First there was the encoding_sampler Gem
EncodingSampler helps solve the problem of what to do when the character encoding is unknown, for example when a user is uploading a file but has no idea of its encoding (or typically, even what “character encoding” means.) EncodingSampler extracts a concise set of samples from the selected file for display so the user can choose wisely.
If you deal with client data files, you know the problems… the client’s eye’s glaze over when you ask about character encoding. And the encoding problems may be sparse; If there’s one line with an “®” character 2MB down in the file, you’re just not going to find it by inspection. Encoding_sampler does the heavy lifting.

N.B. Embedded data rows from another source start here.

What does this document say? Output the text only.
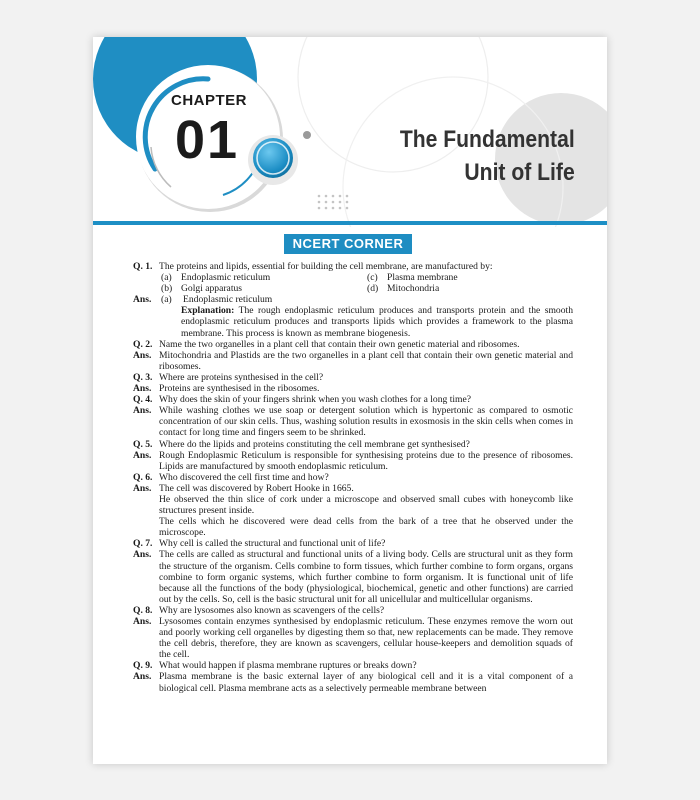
CHAPTER
01	The Fundamental
Unit of Life
NCERT CORNER
Q. 1. The proteins and lipids, essential for building the cell membrane, are manufactured by:
(a) Endoplasmic reticulum	(c) Plasma membrane
(b) Golgi apparatus	(d) Mitochondria
Ans. (a)	Endoplasmic reticulum
Explanation: The rough endoplasmic reticulum produces and transports protein and the smooth endoplasmic reticulum produces and transports lipids which provides a framework to the plasma membrane. This process is known as membrane biogenesis.
Q. 2. Name the two organelles in a plant cell that contain their own genetic material and ribosomes.
Ans. Mitochondria and Plastids are the two organelles in a plant cell that contain their own genetic material and ribosomes.
Q. 3. Where are proteins synthesised in the cell?
Ans. Proteins are synthesised in the ribosomes.
Q. 4. Why does the skin of your fingers shrink when you wash clothes for a long time?
Ans. While washing clothes we use soap or detergent solution which is hypertonic as compared to osmotic concentration of our skin cells. Thus, washing solution results in exosmosis in the skin cells when comes in contact for long time and fingers seem to be shrinked.
Q. 5. Where do the lipids and proteins constituting the cell membrane get synthesised?
Ans. Rough Endoplasmic Reticulum is responsible for synthesising proteins due to the presence of ribosomes. Lipids are manufactured by smooth endoplasmic reticulum.
Q. 6. Who discovered the cell first time and how?
Ans. The cell was discovered by Robert Hooke in 1665.

He observed the thin slice of cork under a microscope and observed small cubes with honeycomb like structures present inside.

The cells which he discovered were dead cells from the bark of a tree that he observed under the microscope.

Q. 7. Why cell is called the structural and functional unit of life?
Ans. The cells are called as structural and functional units of a living body. Cells are structural unit as they form the structure of the organism. Cells combine to form tissues, which further combine to form organs, organs combine to form organic systems, which further combine to form organism. It is functional unit of life because all the functions of the body (physiological, biochemical, genetic and other functions) are carried out by the cells. So, cell is the basic structural unit for all unicellular and multicellular organisms.
Q. 8. Why are lysosomes also known as scavengers of the cells?
Ans. Lysosomes contain enzymes synthesised by endoplasmic reticulum. These enzymes remove the worn out and poorly working cell organelles by digesting them so that, new replacements can be made. They remove the cell debris, therefore, they are known as scavengers, cellular house-keepers and demolition squads of the cell.
Q. 9. What would happen if plasma membrane ruptures or breaks down?
Ans. Plasma membrane is the basic external layer of any biological cell and it is a vital component of a biological cell. Plasma membrane acts as a selectively permeable membrane between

But… while getting the encoding right is critical, we have found that building an encoding detection tool into our general data import applications is overkill. It complicates the user interface and confuses our clients.
So… the encoding-inspector web service
My solution was to create a separate web application to determine a text file’s encoding:
encoding-inspector, at http://encoding-inspector.triresources.com
The inspiration comes from common tools like the W3C Validations Service, and this online JSON parser. Encoding-inspector is essentially a front-end to the encoding_sampler Gem. Here’s a screen shot of a typical result:
Results provide simple visual samples so non-programmer/non-tech users can understand the options and choose the right encoding. In this example, you can see that UTF-8 is the correct encoding.
encoding-inspector is built and maintained by Roll No Rocks and it’s hosted by TRI Resources International. It’s our hope that people find this resource useful, and that we can continue to provide it as a free service.